= Global radiology =

Study of radiology resources in developing countries

Global radiology, a subspecialty of diagnostic radiology, comprises the study and practice of improving access to radiology resources in poor and developing countries, and addressing global health inequities through the application of radiology. Similar to the fields of public health and global health, global radiology draws on and encourages collaboration with nonmedical specialties relevant to disease patterns and the provision of medical services, including economic development, biomedical technology, engineering and social sciences.

According to the World Health Organization, one half to two-thirds of the global population lacks access to radiological services due primarily to shortages in diagnostic equipment and trained personnel. The practice of global outreach radiology, as well as education and training programs related to global radiology, have been spearheaded by organizations including the American College of Radiology, the Radiological Society of North America, the American Roentgen Ray Society, the Royal College of Radiologists, the International Union of Interventional Radiologists, Imaging the World and the World Federation of Pediatric Imaging. Growing interest in global health among radiology resident physicians has spurred some radiology residency programs to offer global health training. In 2014, the American College of Radiology proposed a formal “global health imaging curriculum” for residents.

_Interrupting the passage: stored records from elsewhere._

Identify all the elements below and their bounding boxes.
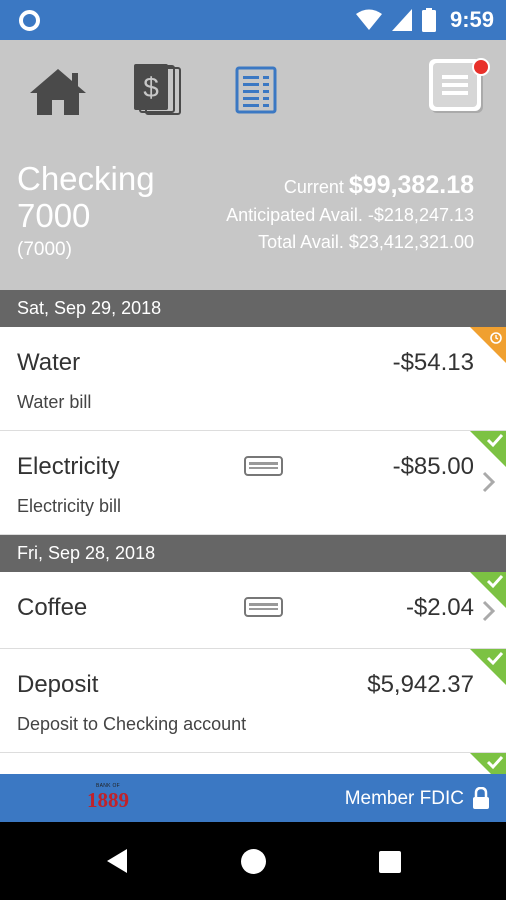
transaction-amount: $5,942.37	[367, 671, 474, 698]
cleared-check-icon	[470, 572, 506, 608]
transaction-row[interactable]: Water Water bill -$54.13	[0, 327, 506, 431]
transaction-amount: -$2.04	[405, 594, 474, 621]
menu-icon[interactable]	[428, 56, 492, 114]
home-icon[interactable]	[28, 67, 88, 117]
notification-badge	[472, 58, 490, 76]
card-icon	[244, 597, 283, 617]
clock: 9:59	[449, 7, 494, 32]
logo-big-text: 1889	[87, 788, 129, 812]
transaction-title: Water	[17, 349, 81, 376]
lock-icon	[473, 787, 489, 809]
total-balance: Total Avail. $23,412,321.00	[258, 232, 474, 252]
transaction-row[interactable]	[0, 753, 506, 774]
account-header: $ Checking 7000 (7000) Current $99,382.1…	[0, 40, 506, 290]
cleared-check-icon	[470, 753, 506, 774]
transaction-description: Water bill	[17, 392, 92, 412]
home-button-icon[interactable]	[240, 848, 267, 875]
anticipated-balance: Anticipated Avail. -$218,247.13	[226, 205, 474, 225]
chevron-right-icon[interactable]	[482, 471, 496, 493]
transaction-title: Coffee	[17, 594, 88, 621]
current-value: $99,382.18	[348, 171, 474, 199]
current-balance: Current $99,382.18	[284, 171, 474, 200]
notification-circle-icon	[19, 10, 40, 31]
back-icon[interactable]	[105, 848, 129, 874]
cleared-check-icon	[470, 649, 506, 685]
bank-logo: BANK OF 1889	[80, 783, 136, 813]
date-header: Sat, Sep 29, 2018	[0, 290, 506, 327]
member-fdic: Member FDIC	[344, 788, 464, 809]
pending-clock-icon	[470, 327, 506, 363]
recents-icon[interactable]	[378, 850, 402, 874]
battery-icon	[421, 8, 436, 32]
date-header: Fri, Sep 28, 2018	[0, 535, 506, 572]
transactions-icon[interactable]	[235, 66, 277, 114]
transaction-row[interactable]: Coffee -$2.04	[0, 572, 506, 649]
footer-bar: BANK OF 1889 Member FDIC	[0, 774, 506, 822]
account-name: Checking 7000	[17, 160, 155, 234]
svg-text:$: $	[143, 72, 159, 103]
current-label: Current	[283, 177, 344, 197]
cleared-check-icon	[470, 431, 506, 467]
transaction-description: Deposit to Checking account	[17, 714, 247, 734]
system-nav-bar	[0, 822, 506, 900]
status-bar: 9:59	[0, 0, 506, 40]
transaction-row[interactable]: Deposit Deposit to Checking account $5,9…	[0, 649, 506, 753]
account-number: (7000)	[17, 239, 72, 260]
transaction-amount: -$54.13	[392, 349, 474, 376]
signal-icon	[391, 9, 412, 31]
card-icon	[244, 456, 283, 476]
transaction-description: Electricity bill	[17, 496, 122, 516]
transaction-title: Deposit	[17, 671, 99, 698]
transaction-row[interactable]: Electricity Electricity bill -$85.00	[0, 431, 506, 535]
wifi-icon	[355, 9, 382, 30]
transaction-amount: -$85.00	[392, 453, 474, 480]
transaction-title: Electricity	[17, 453, 120, 480]
statements-icon[interactable]: $	[134, 64, 182, 116]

The academic component of global radiology involves the study of obstacles to obtaining access to imaging services and technology, and research on efforts to improve global health through radiology. This work encompasses both original research using data collected through radiology outreach projects in specific locales, and broader epidemiological assessments informed by imaging data. Conferences, such as the world congresses hosted by the International Society of Radiographers and Radiological Technologists, offer academics and non-academics involved in global radiology an opportunity to “discuss data, experiences, and models pertaining to radiology in the developing world and to evaluate potential opportunities for future collaboration.” While much of the research published has appeared in various radiology journals, in 2014 the Journal of Global Radiology, founded by Dr. Sarwat Hussain of University of Massachusetts Medical School, became the first journal dedicated to global radiology.